Improvements in mortality, length of hospital stay and complications seen with goal-directed fluid therapy and ERAS pathways means the utilisation of vasopressors to optimise perioperative haemodynamic parameters is likely to remain a key adjunct in pancreatic and GI surgery.1819 To date, the majority of published clinical data investigating the role of vasopressors and anastomotic complications tend to report deleterious effects. However, the validity of this evidence is compromised by small unpowered retrospective studies with inherent bias and confounding factors. Furthermore, studies which demonstrate no increased risk with inotropes may be under reported in the literature due to their negative findings. Only one recent study has reported the increasing use of vasopressors as part of an ERAS pathway for pancreatic surgery is not associated with a higher incidence of clinically significant pancreatic fistulas.6 This single-surgeon study of 132 patients (with 19 clinically significant fistulas) showed no difference in fistula rates between patients treated with inotropes and those who were not. Notably, their analysis included both pancreaticoduodenectomy and distal pancreatectomy; combining two operations with markedly different risk profiles for pancreatic leak. Furthermore, the study only assessed the intraoperative use of inotropes and, unlike the present data, did not assess the duration of treatment beyond the operating theatre. We believe the impact of inotropes on gastrointestinal healing goes beyond day 0 of surgery and should be considered.

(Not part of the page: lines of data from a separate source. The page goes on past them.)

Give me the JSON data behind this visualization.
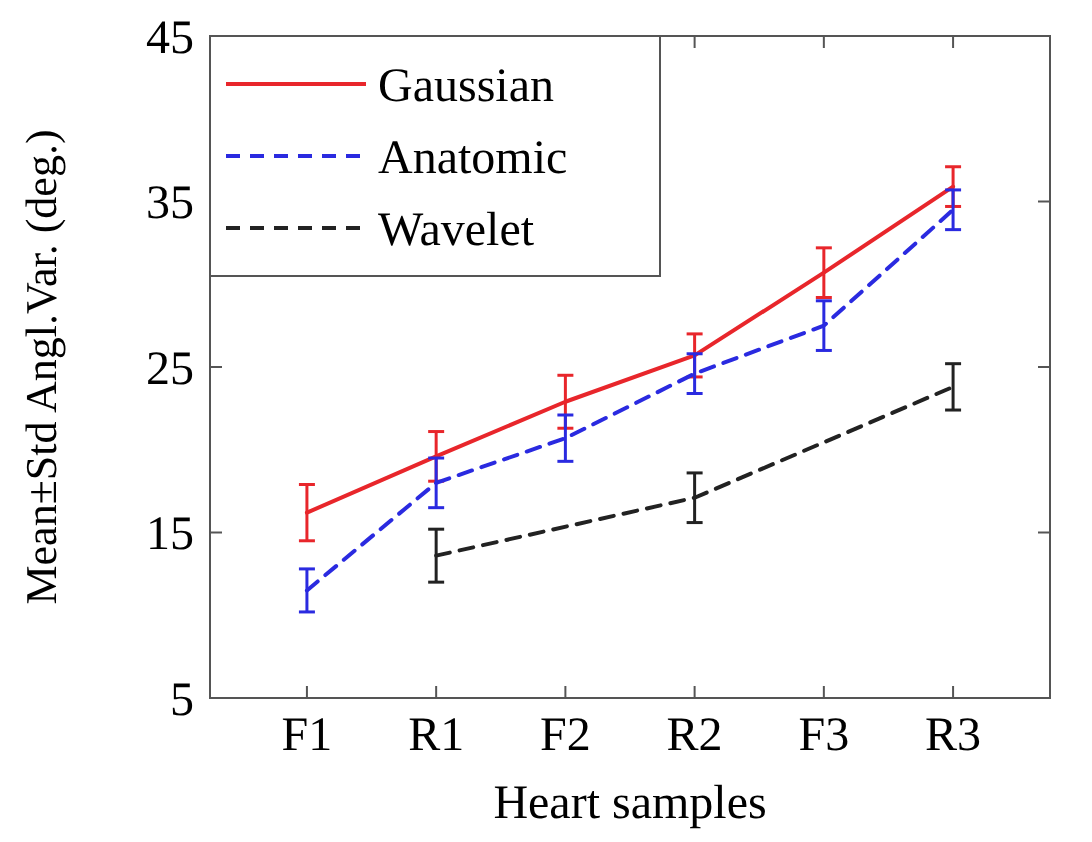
{
  "chart_data": {
    "type": "line",
    "xlabel": "Heart samples",
    "ylabel": "Mean±Std Angl.Var. (deg.)",
    "categories": [
      "F1",
      "R1",
      "F2",
      "R2",
      "F3",
      "R3"
    ],
    "ylim": [
      5,
      45
    ],
    "yticks": [
      5,
      15,
      25,
      35,
      45
    ],
    "grid": false,
    "legend": "top left",
    "series": [
      {
        "name": "Gaussian",
        "color": "#e8262b",
        "line_style": "solid",
        "values": [
          16.2,
          19.6,
          22.9,
          25.7,
          30.7,
          35.9
        ],
        "errors": [
          1.7,
          1.5,
          1.6,
          1.3,
          1.5,
          1.2
        ]
      },
      {
        "name": "Anatomic",
        "color": "#2a2ae0",
        "line_style": "dashed",
        "values": [
          11.5,
          18.0,
          20.7,
          24.6,
          27.5,
          34.5
        ],
        "errors": [
          1.3,
          1.5,
          1.4,
          1.2,
          1.5,
          1.2
        ]
      },
      {
        "name": "Wavelet",
        "color": "#222222",
        "line_style": "dashed",
        "values": [
          null,
          13.6,
          null,
          17.1,
          null,
          23.8
        ],
        "errors": [
          null,
          1.6,
          null,
          1.5,
          null,
          1.4
        ]
      }
    ]
  }
}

Critics may suggest that vasopressor support is more commonly used in patients with less robust cardiovascular reserve and are simply a surrogate marker for high risk patients in general. In addition, withholding inotropes in lieu of an overall lower mean arterial pressure (MAP) may prove more deleterious for anastomosis and end-organ perfusion as a whole. The exact effect of inotropes in anastomotic leak after pancreaticoduodenectomy therefore remains inconclusive and drawing a direct causal link between the two should be done with caution. Perioperative variables and confounding factors together with small sample sizes means strong evidence to formulate clear guidelines in pancreatic surgery is not yet available. However, the evidence available to date including the current study would promote a more judicious use of vasopressors in the perioperative period.

Use of perioperative inotropes during pancreaticoduodenectomy is associated with an increased risk of pancreatic leak of all grades. This risk increases with longer durations of post-operative infusion (up to 48 hours). Larger studies are required before clear guidelines can be developed but current evidence would suggests inotropes should be used judiciously in the perioperative period after pancreatic resection.